Oh me! oh my! Stolen t-shirts! Frat members displaying “Yale Sluts” posters… and on Facebook, too! DKE pledge chanting slogans which were crude!

And no one was expelled or conspicuously punished and ostracized for politically incorrect expressions in mocking and parodistic contexts. It is easy to understand how the failure of President Levin personally to horsewhip those rowdy and insensitive fraternity men inevitably drove Yale’s womynist leaders to drop a dime on their alma mater.

After all, as a lot of Old Blues warned back when Kingman Brewster started talking about coeducating the place in the 1960s, many womyn are just to emotionally frail, too politically refined and sensitive, to bear uncouth, oppositional speech or mocking expressions of political incorrectness.

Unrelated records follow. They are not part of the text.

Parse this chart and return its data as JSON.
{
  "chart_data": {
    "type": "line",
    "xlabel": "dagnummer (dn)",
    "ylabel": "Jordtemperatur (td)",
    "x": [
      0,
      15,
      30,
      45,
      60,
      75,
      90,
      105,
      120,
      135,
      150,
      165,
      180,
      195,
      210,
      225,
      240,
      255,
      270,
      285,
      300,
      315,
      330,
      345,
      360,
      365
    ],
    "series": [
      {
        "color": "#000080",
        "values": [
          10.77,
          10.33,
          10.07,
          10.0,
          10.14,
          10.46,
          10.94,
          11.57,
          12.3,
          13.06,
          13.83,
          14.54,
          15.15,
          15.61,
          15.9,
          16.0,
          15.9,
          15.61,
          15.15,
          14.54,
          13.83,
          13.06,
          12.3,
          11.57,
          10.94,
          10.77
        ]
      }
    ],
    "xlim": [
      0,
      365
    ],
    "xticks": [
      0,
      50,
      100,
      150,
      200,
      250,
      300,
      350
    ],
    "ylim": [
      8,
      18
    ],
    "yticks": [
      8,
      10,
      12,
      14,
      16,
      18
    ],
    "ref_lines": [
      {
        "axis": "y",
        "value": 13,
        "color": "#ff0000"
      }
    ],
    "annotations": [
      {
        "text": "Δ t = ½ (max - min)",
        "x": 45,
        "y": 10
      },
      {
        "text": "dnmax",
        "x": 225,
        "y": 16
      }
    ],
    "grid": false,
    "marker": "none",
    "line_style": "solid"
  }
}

Such females may suffer untoward intellectual confusion, ideological indignation, and hyper-emotional distress. They may suffer from feelings of persecution and harassment. Thus, a real sector of the female community cannot possible function at an equal level in a university environment which naturally and inevitably features high-spirited young men, and in which ideas and perspectives are intended to be challenged, ridiculed, and vigorously contested. Some of these poor lambs are simply too delicate, too frail, too easily upset for all that.

Females of this kind need protection. As we see, some 16 unhappy Yale womynists felt vulnerable and persecuted, simply because their preferred ideological positions had been mocked or derided on several occasions in the course of a period of years, and no masculine protector had come forward to avenge them. In the end, they had to turn to the ultimate alternative masculine surrogate, Big Brother himself.

I was talking about all this with one of my pre-coeducation friends from Bones and DKE, just this afternoon.

“I warned you that this kind of thing was bound to happen.” Tripp observed, taking another sip of his gin-and-tonic. “Political ideas and higher education just mess up some female heads. They become fanatical and they egg one another on. Sexual frustration, of course, is endemic among politicized females. And the combination of sexual frustration and their hormonal cycle leads directly to delusions of victimization, paranoia, and vicious and destructive behavior. Imagine complaining about Yale to the Federal Government! It’s the behavior of a cad and a bounder, but for a politicized feminist it’s par for the course. That radical Brewster sowed the seeds, and Levin is reaping the harvest.”